Meta Llama-3 prompt sample

I am trying to ask Llama-3 model to read a document and then answer my questions, but my code seems does not generate any output. Can someone tell me what’s wrong with the code? I appreciate it.

Code:
from huggingface_hub import login
login(token=‘my_token’)
import transformers
import torch

model_id = “Meta-Llama-3-8B”
pipeline = transformers.pipeline(
“text-generation”,
model=model_id,
model_kwargs={“torch_dtype”: torch.bfloat16},
device=“cuda”,
)

notes_path = ‘note1.txt’
with open(notes_path, ‘r’, encoding=‘utf-8’) as file:
cal_notes = file.read()

prompt = f"“”<begin_of_text><start_header_id>system<end_header_id>
{cal_notes}<leot_id><start_header_id>user<end_header_id>
My question.<leot_id><start_header_id>assistant<end_header_id>“”"

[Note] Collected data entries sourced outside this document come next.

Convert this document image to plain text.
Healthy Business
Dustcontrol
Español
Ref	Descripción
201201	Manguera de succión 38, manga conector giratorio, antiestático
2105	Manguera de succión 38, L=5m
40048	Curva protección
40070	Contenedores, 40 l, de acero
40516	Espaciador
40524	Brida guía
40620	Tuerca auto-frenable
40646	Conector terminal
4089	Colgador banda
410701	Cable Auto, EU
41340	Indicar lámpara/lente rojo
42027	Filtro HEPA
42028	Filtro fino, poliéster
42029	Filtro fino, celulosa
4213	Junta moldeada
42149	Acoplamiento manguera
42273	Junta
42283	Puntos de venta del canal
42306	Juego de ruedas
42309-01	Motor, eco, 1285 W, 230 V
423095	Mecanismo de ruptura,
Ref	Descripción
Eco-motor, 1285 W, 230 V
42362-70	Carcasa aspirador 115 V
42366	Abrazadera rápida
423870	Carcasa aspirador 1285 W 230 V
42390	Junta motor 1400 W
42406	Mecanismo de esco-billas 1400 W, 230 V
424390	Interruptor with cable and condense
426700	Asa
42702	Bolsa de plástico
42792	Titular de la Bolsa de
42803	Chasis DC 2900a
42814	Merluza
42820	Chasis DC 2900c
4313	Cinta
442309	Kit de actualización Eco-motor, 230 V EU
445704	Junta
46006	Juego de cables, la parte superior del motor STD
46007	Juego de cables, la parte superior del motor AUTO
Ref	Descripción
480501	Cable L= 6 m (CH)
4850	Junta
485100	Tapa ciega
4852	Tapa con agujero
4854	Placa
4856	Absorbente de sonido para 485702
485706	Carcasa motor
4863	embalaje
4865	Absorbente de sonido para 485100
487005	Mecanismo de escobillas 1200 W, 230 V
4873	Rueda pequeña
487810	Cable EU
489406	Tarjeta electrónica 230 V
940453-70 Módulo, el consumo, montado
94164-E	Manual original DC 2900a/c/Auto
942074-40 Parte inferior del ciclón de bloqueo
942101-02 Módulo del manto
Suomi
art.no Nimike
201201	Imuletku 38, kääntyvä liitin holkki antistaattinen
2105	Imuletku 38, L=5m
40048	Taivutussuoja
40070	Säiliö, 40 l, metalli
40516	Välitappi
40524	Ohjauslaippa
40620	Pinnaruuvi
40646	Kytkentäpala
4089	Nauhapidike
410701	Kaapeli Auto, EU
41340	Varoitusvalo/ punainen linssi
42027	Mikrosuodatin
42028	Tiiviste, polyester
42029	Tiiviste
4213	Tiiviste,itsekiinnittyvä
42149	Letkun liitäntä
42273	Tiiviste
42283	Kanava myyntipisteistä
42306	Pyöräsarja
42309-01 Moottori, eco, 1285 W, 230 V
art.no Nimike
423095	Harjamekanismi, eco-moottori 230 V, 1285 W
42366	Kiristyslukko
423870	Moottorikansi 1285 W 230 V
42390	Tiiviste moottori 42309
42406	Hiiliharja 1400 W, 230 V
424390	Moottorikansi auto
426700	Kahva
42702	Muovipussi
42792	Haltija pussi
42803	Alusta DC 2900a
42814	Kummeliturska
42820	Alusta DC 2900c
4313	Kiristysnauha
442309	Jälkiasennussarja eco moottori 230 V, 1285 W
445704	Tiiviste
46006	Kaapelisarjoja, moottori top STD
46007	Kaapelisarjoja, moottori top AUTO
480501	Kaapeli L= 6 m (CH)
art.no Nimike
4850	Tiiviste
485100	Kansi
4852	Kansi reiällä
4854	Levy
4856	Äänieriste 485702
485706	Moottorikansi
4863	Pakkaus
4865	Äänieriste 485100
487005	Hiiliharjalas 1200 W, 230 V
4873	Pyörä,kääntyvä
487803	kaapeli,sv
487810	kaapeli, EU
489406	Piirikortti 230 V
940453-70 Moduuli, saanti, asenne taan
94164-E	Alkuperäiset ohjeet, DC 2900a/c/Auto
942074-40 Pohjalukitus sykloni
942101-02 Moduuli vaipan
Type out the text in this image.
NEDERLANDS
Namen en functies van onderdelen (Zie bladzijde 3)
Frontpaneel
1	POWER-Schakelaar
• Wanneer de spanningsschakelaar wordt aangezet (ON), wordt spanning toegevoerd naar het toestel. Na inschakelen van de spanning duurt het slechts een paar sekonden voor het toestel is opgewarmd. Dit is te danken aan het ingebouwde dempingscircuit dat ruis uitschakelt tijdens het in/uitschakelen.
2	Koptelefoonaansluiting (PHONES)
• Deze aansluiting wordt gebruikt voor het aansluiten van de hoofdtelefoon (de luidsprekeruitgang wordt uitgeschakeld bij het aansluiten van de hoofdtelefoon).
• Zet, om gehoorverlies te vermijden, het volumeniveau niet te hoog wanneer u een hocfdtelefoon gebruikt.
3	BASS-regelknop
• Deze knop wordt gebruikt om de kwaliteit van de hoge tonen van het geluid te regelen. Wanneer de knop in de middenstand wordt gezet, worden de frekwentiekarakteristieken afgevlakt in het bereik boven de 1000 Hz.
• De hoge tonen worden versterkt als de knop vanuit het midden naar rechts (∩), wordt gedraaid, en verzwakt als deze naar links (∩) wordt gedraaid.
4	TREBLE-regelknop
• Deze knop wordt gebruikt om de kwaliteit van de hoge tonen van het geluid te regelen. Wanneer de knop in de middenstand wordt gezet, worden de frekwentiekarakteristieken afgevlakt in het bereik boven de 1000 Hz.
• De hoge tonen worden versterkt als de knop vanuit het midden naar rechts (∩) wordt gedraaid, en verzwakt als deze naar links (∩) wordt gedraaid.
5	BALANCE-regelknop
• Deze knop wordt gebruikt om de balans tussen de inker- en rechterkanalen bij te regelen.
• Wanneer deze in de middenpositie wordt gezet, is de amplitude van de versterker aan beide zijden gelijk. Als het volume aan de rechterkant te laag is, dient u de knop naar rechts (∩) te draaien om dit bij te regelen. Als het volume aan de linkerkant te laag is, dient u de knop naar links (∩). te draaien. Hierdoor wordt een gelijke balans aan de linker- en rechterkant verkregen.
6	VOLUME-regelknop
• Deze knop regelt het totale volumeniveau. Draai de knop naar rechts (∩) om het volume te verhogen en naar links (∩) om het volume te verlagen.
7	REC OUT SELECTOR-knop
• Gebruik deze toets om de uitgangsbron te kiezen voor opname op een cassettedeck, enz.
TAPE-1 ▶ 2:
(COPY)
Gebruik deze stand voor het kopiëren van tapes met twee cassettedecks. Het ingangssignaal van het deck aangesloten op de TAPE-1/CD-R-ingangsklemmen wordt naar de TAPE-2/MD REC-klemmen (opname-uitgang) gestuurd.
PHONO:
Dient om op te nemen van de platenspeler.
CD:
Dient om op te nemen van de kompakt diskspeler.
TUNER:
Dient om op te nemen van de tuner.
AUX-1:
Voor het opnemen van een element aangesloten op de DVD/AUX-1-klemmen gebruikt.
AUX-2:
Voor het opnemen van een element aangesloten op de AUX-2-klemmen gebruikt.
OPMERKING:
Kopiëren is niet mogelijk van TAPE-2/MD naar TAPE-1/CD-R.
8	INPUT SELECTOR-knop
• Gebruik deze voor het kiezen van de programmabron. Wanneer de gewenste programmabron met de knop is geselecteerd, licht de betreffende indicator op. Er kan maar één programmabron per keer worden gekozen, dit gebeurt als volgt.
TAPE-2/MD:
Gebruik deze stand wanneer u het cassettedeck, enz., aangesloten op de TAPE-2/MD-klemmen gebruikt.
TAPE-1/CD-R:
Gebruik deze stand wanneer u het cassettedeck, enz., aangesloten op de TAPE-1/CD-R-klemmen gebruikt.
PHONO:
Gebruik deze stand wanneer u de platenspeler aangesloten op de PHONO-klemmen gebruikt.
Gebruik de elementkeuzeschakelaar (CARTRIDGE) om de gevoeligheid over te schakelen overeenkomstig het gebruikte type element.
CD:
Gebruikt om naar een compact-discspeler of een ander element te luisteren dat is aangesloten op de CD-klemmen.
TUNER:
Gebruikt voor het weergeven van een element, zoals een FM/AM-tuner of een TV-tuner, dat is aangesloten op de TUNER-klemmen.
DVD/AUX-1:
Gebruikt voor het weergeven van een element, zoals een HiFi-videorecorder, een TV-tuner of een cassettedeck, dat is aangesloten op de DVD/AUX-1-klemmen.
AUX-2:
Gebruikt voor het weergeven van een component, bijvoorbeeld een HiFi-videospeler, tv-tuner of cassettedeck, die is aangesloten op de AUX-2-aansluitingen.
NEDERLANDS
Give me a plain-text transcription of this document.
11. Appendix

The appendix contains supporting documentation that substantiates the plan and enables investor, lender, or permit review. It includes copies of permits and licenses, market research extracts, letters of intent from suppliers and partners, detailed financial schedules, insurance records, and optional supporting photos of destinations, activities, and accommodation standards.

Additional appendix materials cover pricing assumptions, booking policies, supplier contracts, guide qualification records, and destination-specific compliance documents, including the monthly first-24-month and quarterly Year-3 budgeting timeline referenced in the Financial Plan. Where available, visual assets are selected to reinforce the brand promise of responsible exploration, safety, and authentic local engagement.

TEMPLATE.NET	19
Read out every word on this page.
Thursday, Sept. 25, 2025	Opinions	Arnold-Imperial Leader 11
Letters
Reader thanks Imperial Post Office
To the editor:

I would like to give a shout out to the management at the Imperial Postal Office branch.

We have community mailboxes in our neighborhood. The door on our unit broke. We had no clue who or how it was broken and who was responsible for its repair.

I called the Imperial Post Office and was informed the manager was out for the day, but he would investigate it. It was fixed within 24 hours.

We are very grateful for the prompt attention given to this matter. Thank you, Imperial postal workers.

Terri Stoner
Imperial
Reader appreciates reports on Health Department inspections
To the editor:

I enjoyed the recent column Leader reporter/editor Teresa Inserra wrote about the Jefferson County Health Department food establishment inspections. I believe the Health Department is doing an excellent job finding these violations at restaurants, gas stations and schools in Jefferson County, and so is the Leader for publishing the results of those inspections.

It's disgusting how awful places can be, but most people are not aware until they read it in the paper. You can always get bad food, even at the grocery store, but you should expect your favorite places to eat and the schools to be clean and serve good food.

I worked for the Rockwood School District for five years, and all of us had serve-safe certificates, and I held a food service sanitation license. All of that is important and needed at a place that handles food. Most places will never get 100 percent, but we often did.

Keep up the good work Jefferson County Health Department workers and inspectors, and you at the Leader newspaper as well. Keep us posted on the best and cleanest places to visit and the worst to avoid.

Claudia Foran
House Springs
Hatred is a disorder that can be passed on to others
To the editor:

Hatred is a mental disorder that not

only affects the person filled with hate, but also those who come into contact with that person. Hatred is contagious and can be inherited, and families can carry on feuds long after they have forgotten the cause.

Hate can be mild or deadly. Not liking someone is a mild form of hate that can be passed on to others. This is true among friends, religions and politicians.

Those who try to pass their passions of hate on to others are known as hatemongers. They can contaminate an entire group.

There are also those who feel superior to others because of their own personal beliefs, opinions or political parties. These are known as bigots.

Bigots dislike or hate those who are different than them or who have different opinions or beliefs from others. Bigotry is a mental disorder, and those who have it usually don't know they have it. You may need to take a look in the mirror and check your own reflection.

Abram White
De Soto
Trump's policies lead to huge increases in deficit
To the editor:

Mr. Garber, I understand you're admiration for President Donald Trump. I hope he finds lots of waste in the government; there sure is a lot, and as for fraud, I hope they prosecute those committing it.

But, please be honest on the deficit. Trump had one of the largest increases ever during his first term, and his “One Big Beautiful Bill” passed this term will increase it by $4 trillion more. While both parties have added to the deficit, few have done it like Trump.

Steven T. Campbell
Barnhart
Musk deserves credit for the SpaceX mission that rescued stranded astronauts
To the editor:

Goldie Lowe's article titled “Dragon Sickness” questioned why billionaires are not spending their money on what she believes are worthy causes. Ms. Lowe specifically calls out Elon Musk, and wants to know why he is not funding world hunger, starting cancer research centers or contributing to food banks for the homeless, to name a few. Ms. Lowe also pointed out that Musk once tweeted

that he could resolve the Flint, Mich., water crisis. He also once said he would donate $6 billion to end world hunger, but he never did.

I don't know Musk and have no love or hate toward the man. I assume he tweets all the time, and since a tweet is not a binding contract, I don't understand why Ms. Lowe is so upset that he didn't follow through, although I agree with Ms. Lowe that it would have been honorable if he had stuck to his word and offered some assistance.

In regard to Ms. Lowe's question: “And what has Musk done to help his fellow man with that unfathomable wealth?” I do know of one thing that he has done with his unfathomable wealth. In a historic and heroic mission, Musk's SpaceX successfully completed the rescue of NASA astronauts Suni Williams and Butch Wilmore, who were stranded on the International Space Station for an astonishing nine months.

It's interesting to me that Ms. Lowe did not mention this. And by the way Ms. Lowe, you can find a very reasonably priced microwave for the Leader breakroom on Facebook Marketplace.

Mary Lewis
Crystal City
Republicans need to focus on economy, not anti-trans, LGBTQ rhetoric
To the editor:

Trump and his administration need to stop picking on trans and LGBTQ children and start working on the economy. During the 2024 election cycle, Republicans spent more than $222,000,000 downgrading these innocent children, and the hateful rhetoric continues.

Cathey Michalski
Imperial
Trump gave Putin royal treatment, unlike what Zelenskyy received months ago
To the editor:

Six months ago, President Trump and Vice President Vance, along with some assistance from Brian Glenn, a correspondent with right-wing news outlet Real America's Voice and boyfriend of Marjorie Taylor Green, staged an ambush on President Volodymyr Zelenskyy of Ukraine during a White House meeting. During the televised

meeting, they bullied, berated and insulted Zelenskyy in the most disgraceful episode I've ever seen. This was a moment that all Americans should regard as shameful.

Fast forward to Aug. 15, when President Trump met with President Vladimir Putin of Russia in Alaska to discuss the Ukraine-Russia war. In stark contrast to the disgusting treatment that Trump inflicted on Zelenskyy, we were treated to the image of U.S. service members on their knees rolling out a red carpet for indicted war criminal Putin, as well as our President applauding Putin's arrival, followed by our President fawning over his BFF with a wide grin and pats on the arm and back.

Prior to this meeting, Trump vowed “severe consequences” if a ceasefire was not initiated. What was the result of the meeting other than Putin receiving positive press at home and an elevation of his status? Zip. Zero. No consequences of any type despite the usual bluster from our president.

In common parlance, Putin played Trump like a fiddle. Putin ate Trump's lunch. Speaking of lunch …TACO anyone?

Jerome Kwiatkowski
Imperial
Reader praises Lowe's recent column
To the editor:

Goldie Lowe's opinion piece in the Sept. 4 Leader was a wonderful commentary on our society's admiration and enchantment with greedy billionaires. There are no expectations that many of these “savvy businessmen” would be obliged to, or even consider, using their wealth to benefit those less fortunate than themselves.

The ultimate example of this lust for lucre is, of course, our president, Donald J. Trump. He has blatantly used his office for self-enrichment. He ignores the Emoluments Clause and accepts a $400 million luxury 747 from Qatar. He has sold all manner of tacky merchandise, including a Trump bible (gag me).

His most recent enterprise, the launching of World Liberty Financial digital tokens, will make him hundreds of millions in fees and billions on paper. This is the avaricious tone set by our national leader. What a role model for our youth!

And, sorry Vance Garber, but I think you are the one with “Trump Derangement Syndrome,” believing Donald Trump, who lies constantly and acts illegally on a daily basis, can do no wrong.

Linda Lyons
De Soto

outputs = pipeline(prompt, max_new_tokens=512)
generated_text = outputs[0][‘generated_text’]

print(generated_text)

Can you switch to doing question answering, like in the example in this page? What 🤗 Transformers can do

I think if you set the pipeline type as mentioned above, and then provide the document as context, it will make it easier for you than needing to specify all of the separating tokens, which can be model specific. It will also make sure that there is a Q&A head on the model rather than an LM head, which will probably give you better results overall.